As an artist I am greatly driven by the ideas of heritage, human experience reflected through memories, and modernity expressed through technology. Being a first generation Cuban-American, I continually find myself balancing the traditional beliefs of my family with more modern American ideology. My work reflects this balance in its subject usage.


I use images of my grandfather and my mother primarily because they are the most influential in the shaping of my beliefs about my culture and country. I also use geographic images of Cuba to illustrate not only the physical but also ideological essence of my heritage. Other subjects I use that balance the Cuban traditional beliefs with American modernity are images from mass media such as recreational and social advertisement, television, and urban “scratch” music.  
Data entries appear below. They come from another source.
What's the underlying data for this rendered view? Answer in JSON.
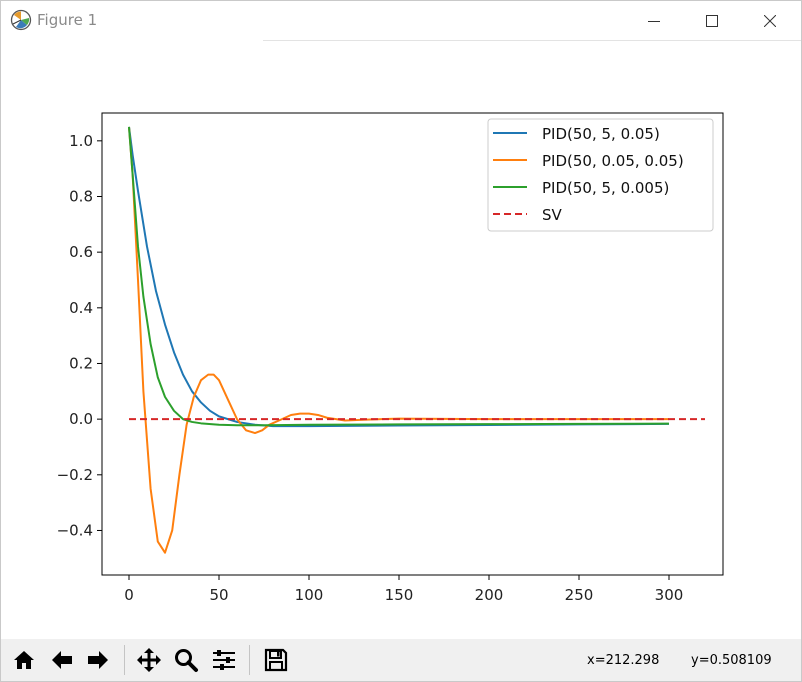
{
  "window": {
    "title": "Figure 1"
  },
  "titlebar_icons": {
    "app": "matplotlib-figure-icon",
    "minimize": "minimize-icon",
    "maximize": "maximize-icon",
    "close": "close-icon"
  },
  "toolbar": {
    "buttons": [
      {
        "name": "home-icon"
      },
      {
        "name": "back-arrow-icon"
      },
      {
        "name": "forward-arrow-icon"
      },
      {
        "name": "pan-move-icon"
      },
      {
        "name": "zoom-magnifier-icon"
      },
      {
        "name": "configure-subplots-icon"
      },
      {
        "name": "save-icon"
      }
    ],
    "coords_x": "x=212.298",
    "coords_y": "y=0.508109"
  },
  "chart_data": {
    "type": "line",
    "xlim": [
      -15,
      330
    ],
    "ylim": [
      -0.56,
      1.1
    ],
    "xticks": [
      0,
      50,
      100,
      150,
      200,
      250,
      300
    ],
    "xtick_labels": [
      "0",
      "50",
      "100",
      "150",
      "200",
      "250",
      "300"
    ],
    "yticks": [
      1.0,
      0.8,
      0.6,
      0.4,
      0.2,
      0.0,
      -0.2,
      -0.4
    ],
    "ytick_labels": [
      "1.0",
      "0.8",
      "0.6",
      "0.4",
      "0.2",
      "0.0",
      "−0.2",
      "−0.4"
    ],
    "grid": false,
    "legend_position": "top-right",
    "series": [
      {
        "name": "PID(50, 5, 0.05)",
        "color": "#1f77b4",
        "style": "solid",
        "x": [
          0,
          2,
          5,
          10,
          15,
          20,
          25,
          30,
          35,
          40,
          45,
          50,
          60,
          70,
          80,
          100,
          150,
          200,
          250,
          300
        ],
        "y": [
          1.05,
          0.95,
          0.82,
          0.62,
          0.46,
          0.34,
          0.24,
          0.16,
          0.1,
          0.06,
          0.03,
          0.01,
          -0.01,
          -0.02,
          -0.025,
          -0.025,
          -0.023,
          -0.021,
          -0.019,
          -0.017
        ]
      },
      {
        "name": "PID(50, 0.05, 0.05)",
        "color": "#ff7f0e",
        "style": "solid",
        "x": [
          0,
          2,
          5,
          8,
          12,
          16,
          20,
          24,
          28,
          32,
          36,
          40,
          44,
          47,
          50,
          55,
          60,
          65,
          70,
          74,
          78,
          85,
          90,
          95,
          100,
          105,
          110,
          120,
          130,
          150,
          200,
          250,
          300
        ],
        "y": [
          1.05,
          0.88,
          0.5,
          0.1,
          -0.25,
          -0.44,
          -0.48,
          -0.4,
          -0.2,
          -0.02,
          0.08,
          0.14,
          0.16,
          0.16,
          0.14,
          0.07,
          0.0,
          -0.04,
          -0.05,
          -0.04,
          -0.02,
          0.0,
          0.015,
          0.02,
          0.02,
          0.015,
          0.005,
          -0.005,
          -0.002,
          0.002,
          0.0,
          0.0,
          0.0
        ]
      },
      {
        "name": "PID(50, 5, 0.005)",
        "color": "#2ca02c",
        "style": "solid",
        "x": [
          0,
          2,
          5,
          8,
          12,
          16,
          20,
          25,
          30,
          35,
          40,
          50,
          60,
          75,
          100,
          150,
          200,
          250,
          300
        ],
        "y": [
          1.05,
          0.88,
          0.62,
          0.44,
          0.27,
          0.15,
          0.08,
          0.03,
          0.0,
          -0.01,
          -0.015,
          -0.02,
          -0.022,
          -0.022,
          -0.02,
          -0.019,
          -0.018,
          -0.017,
          -0.016
        ]
      },
      {
        "name": "SV",
        "color": "#d62728",
        "style": "dashed",
        "x": [
          0,
          320
        ],
        "y": [
          0.0,
          0.0
        ]
      }
    ]
  }
}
The composition of my work reflects my interest in how we most accurately record and express our human experiences through memories. In the earliest forms of my current work I commonly juxtapose semi-transparent stenciling of subject with sprayed text and solid lines or semi-opaque color fields. Throughout my works development the clarity of the images and text degenerates and the color fields bleed into chaotically controlled dripping of liquid mediums such as latex, oil, paint marker, and wood stains. The transition from initial transparency and layering of subject usage towards a deconstruction of clarity echoes human retention of memories. Memories at first are clear to our subconscious specifications, fragmented images and words combined to record a personal experience. Over time, these experiences, these memories loose their clarity but not their presence in our minds.

The idea that technology is synonymous with modernity is one that fascinates me. While paint is the primary medium in which I work, the ground for the paint fluctuates between the organic and digitally synthetic. I push the boundaries of what we consider ‘technologically modern’ with the application of my subjects to their various grounds. Throughout my work one would see the use of stenciling and graffiti-like spraying of paint, dripping rather than direct application of liquids, and computer manipulated and printed grounds for these liquids. The balance between technologically generated imagery with organic medium usage is synonymous with the balance of modern and traditional subjects of my heritage, and the balance between the retention and loss of memories.